Garland Rabon, 30, argued in court for a five-year probation term. He was sentenced Dec. 15 by U.S. District Judge Araceli Martinez-Olguin, who gave Rabon time to enjoy the holiday season with his family. He won’t have to report to prison until May 2026.

The robberies occurred in 2022, reaping close to $1 million in cash, jewels and other valuables. The year was capped off by a surprise birthday party for one of the crew members in December 2022, where the defendants flaunted stolen jewelry for a video camera and talked about their newfound riches. Video of the party was later seized by prosecutors and used as evidence to argue for lengthy prison sentences.

In court, prosecutors argued that Rabon was a longtime, dedicated member of the Ghost Town gang — a violent group that has existed in West Oakland for decades — and that he committed his crimes while serving as a “youth mentor” through a program funded by the city of Oakland.

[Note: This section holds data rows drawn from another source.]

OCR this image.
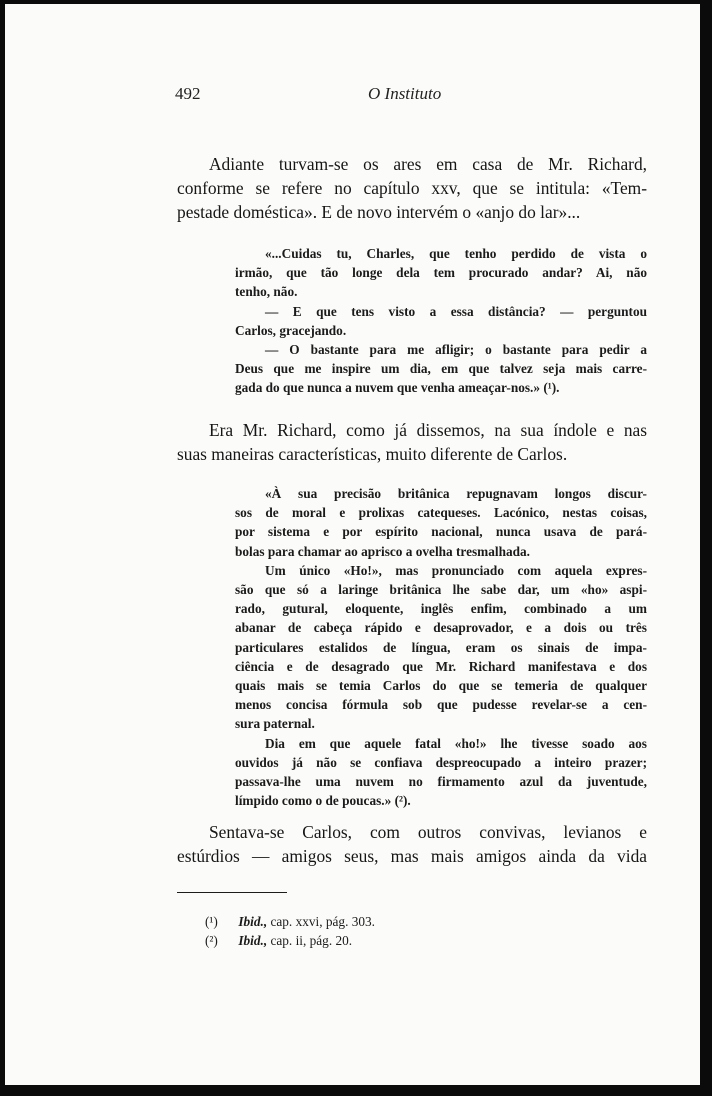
492	O Instituto
Adiante turvam-se os ares em casa de Mr. Richard,
conforme se refere no capítulo xxv, que se intitula: «Tem-
pestade doméstica». E de novo intervém o «anjo do lar»...
«...Cuidas tu, Charles, que tenho perdido de vista o
irmão, que tão longe dela tem procurado andar? Ai, não
tenho, não.
— E que tens visto a essa distância? — perguntou
Carlos, gracejando.
— O bastante para me afligir; o bastante para pedir a
Deus que me inspire um dia, em que talvez seja mais carre-
gada do que nunca a nuvem que venha ameaçar-nos.» (¹).
Era Mr. Richard, como já dissemos, na sua índole e nas
suas maneiras características, muito diferente de Carlos.
«À sua precisão britânica repugnavam longos discur-
sos de moral e prolixas catequeses. Lacónico, nestas coisas,
por sistema e por espírito nacional, nunca usava de pará-
bolas para chamar ao aprisco a ovelha tresmalhada.
Um único «Ho!», mas pronunciado com aquela expres-
são que só a laringe britânica lhe sabe dar, um «ho» aspi-
rado, gutural, eloquente, inglês enfim, combinado a um
abanar de cabeça rápido e desaprovador, e a dois ou três
particulares estalidos de língua, eram os sinais de impa-
ciência e de desagrado que Mr. Richard manifestava e dos
quais mais se temia Carlos do que se temeria de qualquer
menos concisa fórmula sob que pudesse revelar-se a cen-
sura paternal.
Dia em que aquele fatal «ho!» lhe tivesse soado aos
ouvidos já não se confiava despreocupado a inteiro prazer;
passava-lhe uma nuvem no firmamento azul da juventude,
límpido como o de poucas.» (²).
Sentava-se Carlos, com outros convivas, levianos e
estúrdios — amigos seus, mas mais amigos ainda da vida
(¹) Ibid., cap. xxvi, pág. 303.
(²) Ibid., cap. ii, pág. 20.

The defense argued that he expressed “true remorse” and that his crimes were “mistakes caused by a lifetime of trauma and drug addiction.”

Rabon described his life in a letter to the court, listing times he lost loved ones, went through financial hardships and eventually came to have a new perspective in life.

“Throughout the year and half my case was pending, I spent more time with my kids than I ever had before, and attended drug and mental counseling for the first time in my life,” Rabon wrote. “I am a changed person and never want to return to the life I previously lived.”

The tragedies Rabon endured include the loss of his 17-year-old brother, Deshawn Rabon, who was killed when a car he was riding in collided with a funeral home in 2015. A defense sentencing memo includes a picture where Garland Rabon poses alongside Oakland Mayor Barbara Lee, holding up two certificates her earned through participation in anti-violence programs this year.

Prosecutors argued that Rabon’s role as a getaway driver “made the rapid takeover and speedy departure possible,” during one of the robberies and that he pledged his loyalty to the Ghost Town gang on Instagram with a post that said: “Til death do us apart / I’m with the gang / I took my vows.”

The robberies included a March 2022 incident where a coin store owner in San Francisco lost an estimated $300,000 and a November 2022 stickup that cost a San Pablo jeweler estimated losses of up to $500,000. There was also an August 2022 robbery, targeting an Oakland cannabis dispensary, with a business loss estimated at $100,000.